The Earth has music for those who listen
—Shakespeare
Rationality matters. It leads to better choices in our lives and in the public sphere, and is the ultimate driver of social justice and moral progress. Today, humanity is reaching new heights of scientific understanding—and also appears to be losing its mind. How can a species that developed vaccines for Covid-19 in less than a year produce so much fake news, medical quackery, and conspiracy theorizing? Are we former cave dwellers out of time saddled with biases, fallacies, and illusions? Simply put, irrational? After all, we discovered the laws of nature, lengthened and enriched our lives, and set out the benchmarks for rationality itself. We actually think in ways that are sensible in the low-tech contexts in which we spend most of our lives. Let us not continue to fail to take advantage of the powerful means of reasoning we have discovered over the millennia: logic, critical thinking, probability, correlation and causation, and reasonable ways to update beliefs and commit choices individually and for others. These tools enforce practices with our principles and with the goal of human flourishing. They make the difference between moral force and brutal force, between marches for justice and lynch mobs, between human progress and breaking things. The power of rationality reveals moral blights and discovers feasible remedies; guides wise choices in our lives and improves our ability to eke increments of well-being out of a pitiless cosmos; forces us to be good to others despite our flawed nature which depends on grasping impartial principles that transcend our parochial experience. Surely, we are human beings endowed with an elementary faculty of reason that has discovered formulas that magnify scope. Rationality awakens us to ideas and exposes us to realities that confound our intuitions but are true for all that.
The Passion of the Western Mind is a magnificent critical survey, with its inherent respect for both the West`s mainstream high culture and the radically changing world. The read offers a new breakthrough for lay and scholarly people alike. Also, allows readers to grasp the big picture of Western culture as if for the first time. Here, we have the great minds of Western civilization and their pivotal ideas, from Plato to Hegel, from Augustine to Nietzsche, from Copernicus to Freud. Tarnas performs near-miracle of describing profound philosophical concepts simply but without simplifying them. Ten years in the making and already hailed as a classic, this book is truly a complete liberal education in a single, concise volume.
There are at least two kind of games, states James P. Carse in his very engaging book titled Finite and infinite games. A vision of life as play and possibility. Finite games are the familiar contests of every day life, played in order to be won. The infinite games, however, are far more mysterious. Their object is not winning, but ensuring the continuation of play. Rules change, boundaries shift but the game never ends. Carse, essentially, surveys our world, from the finite games of the playing field and playing board, to the finite games found in culture and religion—leaving all we think we know illuminated and transformed—a new way of understanding everything. Finite games offer wealth and status, power and glory, but infinite games offer something far more subtle and far grander. So, what are infinite games? How do they affect our finite games? What are we doing when we play—finitely or infinitely? How do these games affect our life? What kind of games do we play anyway? Who is our audience? The author explores these questions with stunning elegance, teasing out a universe of observation and insight, noting where, why and how we play, finitely and infinitely. “Anyone can be strong”, Carse points out, but while the finite player plays to be powerful the infinite player plays with strength.

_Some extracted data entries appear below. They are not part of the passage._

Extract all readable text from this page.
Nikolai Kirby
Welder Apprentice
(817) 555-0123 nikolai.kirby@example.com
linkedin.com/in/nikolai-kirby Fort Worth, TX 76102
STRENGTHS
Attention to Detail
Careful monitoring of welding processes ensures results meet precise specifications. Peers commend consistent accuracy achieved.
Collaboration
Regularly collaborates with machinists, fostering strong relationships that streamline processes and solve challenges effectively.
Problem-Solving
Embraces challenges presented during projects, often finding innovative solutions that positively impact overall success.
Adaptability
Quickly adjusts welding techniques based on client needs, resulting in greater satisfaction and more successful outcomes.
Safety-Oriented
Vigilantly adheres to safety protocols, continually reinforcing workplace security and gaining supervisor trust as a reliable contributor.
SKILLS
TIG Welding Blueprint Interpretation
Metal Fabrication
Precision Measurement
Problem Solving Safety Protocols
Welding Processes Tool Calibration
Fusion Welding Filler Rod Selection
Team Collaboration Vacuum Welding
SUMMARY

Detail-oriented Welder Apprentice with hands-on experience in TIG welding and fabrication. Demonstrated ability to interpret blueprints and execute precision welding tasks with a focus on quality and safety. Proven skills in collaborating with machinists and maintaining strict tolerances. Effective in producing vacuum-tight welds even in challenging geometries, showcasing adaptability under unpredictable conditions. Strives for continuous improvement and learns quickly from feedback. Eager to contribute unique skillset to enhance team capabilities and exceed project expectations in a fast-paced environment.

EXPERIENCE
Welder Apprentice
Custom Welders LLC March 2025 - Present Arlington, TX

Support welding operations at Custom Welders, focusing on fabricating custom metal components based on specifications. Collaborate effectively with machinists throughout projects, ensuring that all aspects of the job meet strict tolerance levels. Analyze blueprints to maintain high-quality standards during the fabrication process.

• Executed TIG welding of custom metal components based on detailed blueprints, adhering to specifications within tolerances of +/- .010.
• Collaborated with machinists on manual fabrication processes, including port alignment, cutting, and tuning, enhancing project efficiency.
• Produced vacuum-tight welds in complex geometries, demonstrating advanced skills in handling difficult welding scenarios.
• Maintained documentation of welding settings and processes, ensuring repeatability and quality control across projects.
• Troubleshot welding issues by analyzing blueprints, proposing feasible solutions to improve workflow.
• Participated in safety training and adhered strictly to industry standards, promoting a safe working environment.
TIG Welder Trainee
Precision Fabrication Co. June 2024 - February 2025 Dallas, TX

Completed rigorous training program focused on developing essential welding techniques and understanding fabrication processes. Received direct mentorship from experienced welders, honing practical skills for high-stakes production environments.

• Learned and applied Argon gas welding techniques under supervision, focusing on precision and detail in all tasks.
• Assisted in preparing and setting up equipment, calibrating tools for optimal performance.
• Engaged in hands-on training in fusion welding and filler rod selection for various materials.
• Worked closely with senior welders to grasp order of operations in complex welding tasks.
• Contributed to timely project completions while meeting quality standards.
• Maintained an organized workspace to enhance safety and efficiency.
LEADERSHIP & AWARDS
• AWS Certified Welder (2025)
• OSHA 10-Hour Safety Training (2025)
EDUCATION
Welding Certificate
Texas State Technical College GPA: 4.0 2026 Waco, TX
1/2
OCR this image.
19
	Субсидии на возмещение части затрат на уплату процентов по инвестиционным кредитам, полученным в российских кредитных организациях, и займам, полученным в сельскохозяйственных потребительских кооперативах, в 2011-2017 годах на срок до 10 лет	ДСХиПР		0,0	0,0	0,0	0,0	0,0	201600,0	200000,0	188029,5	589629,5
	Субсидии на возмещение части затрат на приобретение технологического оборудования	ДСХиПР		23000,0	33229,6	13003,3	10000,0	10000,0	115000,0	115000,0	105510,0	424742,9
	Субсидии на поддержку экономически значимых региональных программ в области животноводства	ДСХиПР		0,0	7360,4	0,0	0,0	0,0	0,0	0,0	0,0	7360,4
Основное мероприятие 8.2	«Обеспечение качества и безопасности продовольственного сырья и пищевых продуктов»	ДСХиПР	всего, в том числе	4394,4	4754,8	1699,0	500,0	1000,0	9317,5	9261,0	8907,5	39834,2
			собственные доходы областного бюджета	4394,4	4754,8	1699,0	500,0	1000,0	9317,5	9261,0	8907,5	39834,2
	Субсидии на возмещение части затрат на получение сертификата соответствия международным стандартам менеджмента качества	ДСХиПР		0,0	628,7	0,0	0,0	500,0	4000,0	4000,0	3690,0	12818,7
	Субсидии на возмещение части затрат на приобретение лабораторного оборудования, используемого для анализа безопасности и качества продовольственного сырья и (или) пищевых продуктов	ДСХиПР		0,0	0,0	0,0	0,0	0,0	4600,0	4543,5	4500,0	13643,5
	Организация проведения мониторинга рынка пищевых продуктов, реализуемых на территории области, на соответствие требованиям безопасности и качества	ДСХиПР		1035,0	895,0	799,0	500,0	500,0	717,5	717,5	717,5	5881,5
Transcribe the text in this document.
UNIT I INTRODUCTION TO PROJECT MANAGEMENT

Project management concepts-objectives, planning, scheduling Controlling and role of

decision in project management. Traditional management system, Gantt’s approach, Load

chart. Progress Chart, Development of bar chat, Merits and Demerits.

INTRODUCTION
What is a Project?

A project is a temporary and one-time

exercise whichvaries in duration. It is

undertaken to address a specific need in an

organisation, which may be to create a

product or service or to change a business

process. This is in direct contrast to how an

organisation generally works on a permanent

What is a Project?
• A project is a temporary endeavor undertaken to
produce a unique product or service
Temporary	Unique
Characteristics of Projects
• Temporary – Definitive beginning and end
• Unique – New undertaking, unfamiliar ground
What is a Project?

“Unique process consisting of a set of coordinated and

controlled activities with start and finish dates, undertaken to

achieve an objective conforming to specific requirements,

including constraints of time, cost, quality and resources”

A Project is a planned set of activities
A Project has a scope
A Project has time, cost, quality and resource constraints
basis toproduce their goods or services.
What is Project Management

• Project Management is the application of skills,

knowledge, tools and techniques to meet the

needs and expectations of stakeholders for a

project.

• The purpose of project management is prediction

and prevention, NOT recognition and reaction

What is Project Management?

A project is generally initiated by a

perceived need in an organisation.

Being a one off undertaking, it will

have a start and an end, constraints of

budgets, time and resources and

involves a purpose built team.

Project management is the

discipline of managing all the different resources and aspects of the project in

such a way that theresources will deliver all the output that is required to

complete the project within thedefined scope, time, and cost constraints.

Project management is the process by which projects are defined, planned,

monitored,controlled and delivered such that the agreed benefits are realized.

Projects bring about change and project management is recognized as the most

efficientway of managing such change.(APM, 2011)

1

Is the world really falling apart? Is the ideal of progress obsolete? In this elegant assessment of human condition cognitive scientist Steven Pinker in his book Enlightenment now. The case for reason, science, humanism, and progress urges us to step back from lurid headlines and prophecies of doom, which bring out the worst in our psychological biases. Pinker shows that life, health, prosperity, safety, peace, knowledge, and happiness, yes, happiness, are on the rise worldwide. This progress is a gift of the Enlightenment—the conviction that knowledge can enhance human flourishing. Enlightenment swims against tribalism, authoritarianism, demonization and magical thinking that demagogues are all too willing to exploit. Its ideals are furiously opposed by political, religious, and cultural pessimists and the result is a corrosive fatalism and a willingness to wreck the precious institutions of liberal democracy and global cooperation. Are we, as human beings, inherently irrational? Do we need religion to ground morality? Has modernity just left us lonely? Are we alone together? Do we live in a “post-truth” fake news era? In an age of terror? And will it come crashing down in an apocalypse of nuclear war, resource shortages, climate change, and runaway artificial intelligence? As Pinker notes “until the day when battalions of robots are inoculating children and building schools, or for that matter building infrastructure and caring for the aged in ours, there will be plenty of work to be done” (p.300). Surely, the same kind of ingenuity that has been applied to the design of software and robots can be applied for the betterment of our society.
Keep some perspective. Not every problem is a crisis, plague, epidemic, or existential threat. Do not confuse pessimism with profundity—problems are inevitable, but solvable, and diagnosing very setback as a symptom of a sick society is a cheap grab for gravitas. The story of human progress is truly heroic. It is glorious. It is uplifting. It is even, I daresay, spiritual. Let us keep it that way.